There is no race in the API, only in incorrect use of it. As I explained,
synchronization is needed even with the disable event and it can be
easily done using an ordered lock that ensures that other event handling
threads are finished processing the SA (they have released the queue
context through another call to schedule or explicitly). So the event
handler for the disable event can destroy the SA safely without any race
if it uses an ordered lock (or if the SA queue is atomic).

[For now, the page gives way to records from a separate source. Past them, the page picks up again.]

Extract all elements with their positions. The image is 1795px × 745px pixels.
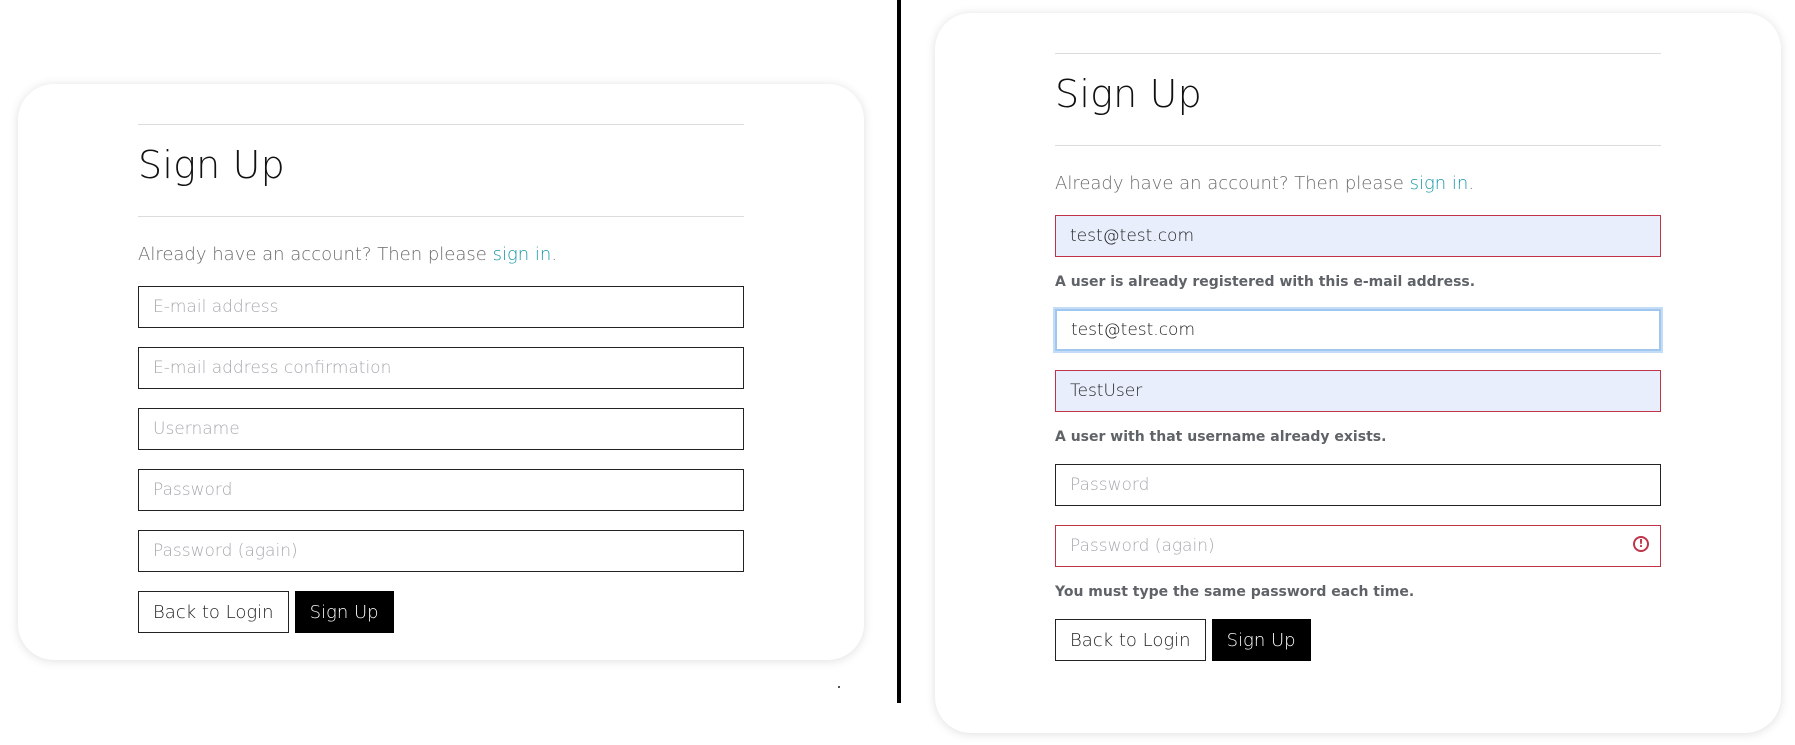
title-divider [138,216,744,217]
email-confirm-field-wrapper [1055,309,1661,351]
signup-card-empty: Sign Up Already have an account? Then pl… [18,84,864,660]
password-field-wrapper [138,469,744,511]
password-error-message: You must type the same password each tim… [1055,584,1415,600]
page-title: Sign Up [138,143,285,187]
signin-hint-text: Already have an account? Then please [1055,173,1410,194]
email-field[interactable] [1055,215,1661,257]
username-field-wrapper [138,408,744,450]
password-field-wrapper [1055,464,1661,506]
title-divider [1055,145,1661,146]
form-actions: Back to Login Sign Up [1055,619,1661,661]
signin-hint-suffix: . [1468,173,1475,194]
password-field[interactable] [138,469,744,511]
screenshot-stage: Sign Up Already have an account? Then pl… [0,0,1795,745]
signin-hint-text: Already have an account? Then please [138,244,493,265]
signup-form-errors: Sign Up Already have an account? Then pl… [1055,53,1661,661]
email-field-wrapper [1055,215,1661,257]
password-again-field-wrapper [138,530,744,572]
back-to-login-button[interactable]: Back to Login [138,591,289,633]
email-confirm-field[interactable] [1055,309,1661,351]
signin-hint: Already have an account? Then please sig… [1055,173,1661,194]
sign-up-button[interactable]: Sign Up [1211,619,1311,661]
email-error-message: A user is already registered with this e… [1055,274,1476,290]
signin-hint: Already have an account? Then please sig… [138,244,744,265]
username-error-message: A user with that username already exists… [1055,429,1387,445]
username-field[interactable] [1055,370,1661,412]
signup-card-errors: Sign Up Already have an account? Then pl… [935,13,1781,733]
comparison-divider [897,0,901,703]
sign-up-button[interactable]: Sign Up [294,591,394,633]
email-field[interactable] [138,286,744,328]
password-field[interactable] [1055,464,1661,506]
page-title: Sign Up [1055,72,1202,116]
form-actions: Back to Login Sign Up [138,591,744,633]
username-field-wrapper [1055,370,1661,412]
password-again-field-wrapper: ! [1055,525,1661,567]
signin-link[interactable]: sign in [493,244,552,265]
signin-hint-suffix: . [551,244,558,265]
email-confirm-field[interactable] [138,347,744,389]
signin-link[interactable]: sign in [1410,173,1469,194]
back-to-login-button[interactable]: Back to Login [1055,619,1206,661]
stray-dot [838,686,840,688]
signup-form-empty: Sign Up Already have an account? Then pl… [138,124,744,633]
alert-circle-icon: ! [1633,536,1649,552]
email-field-wrapper [138,286,744,328]
email-confirm-field-wrapper [138,347,744,389]
username-field[interactable] [138,408,744,450]
password-again-field[interactable] [1055,525,1661,567]
password-again-field[interactable] [138,530,744,572]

I wrote a piece of pseudocode about this in my reply, maybe you missed it.

> 
> Let me reiterate the solution we discussed yesterday. After the SA is disabled
> successfully, implementations will stop enqueuing any more events from that SA
> and any call to odp_ipsec_result will indicate that SA is disabled.(SA Entry 
> is
> still valid though). Application may choose to synchronize its database and
> process that packet or may drop it. Then it will call odp_ipsec_sa_destroy 
> which
> will delete the SA and any further call to odp_ipsec_result pertaining to that
> SA will result in invalid event. Hope this resolves the issue.

That clarifies the API you are proposing but not how you intend it to
be used. It is easy to say that an application just should do whatever
synchronization is necessary.

That said, I think your proposal could be made to work from application
perspective, but with some inconvenience:

After the packet event handler checks (for every IPsec packet event)
that the event is not stale, it has to prevent odp_ipsec_sa_destroy()
from being called in any other thread until it no longer uses the SA.
While this could be done e.g. using an RCU based or epoch based
synchronization scheme to delay the destroy() just long enough, it
may perhaps not be easy for all application authors to do so since
ODP does not really provide anything than the basic atomics for that.

The disable completion event is, IMHO, cleaner for ODP API. It is
not clear to me if it is impossible to provide it or merely difficult.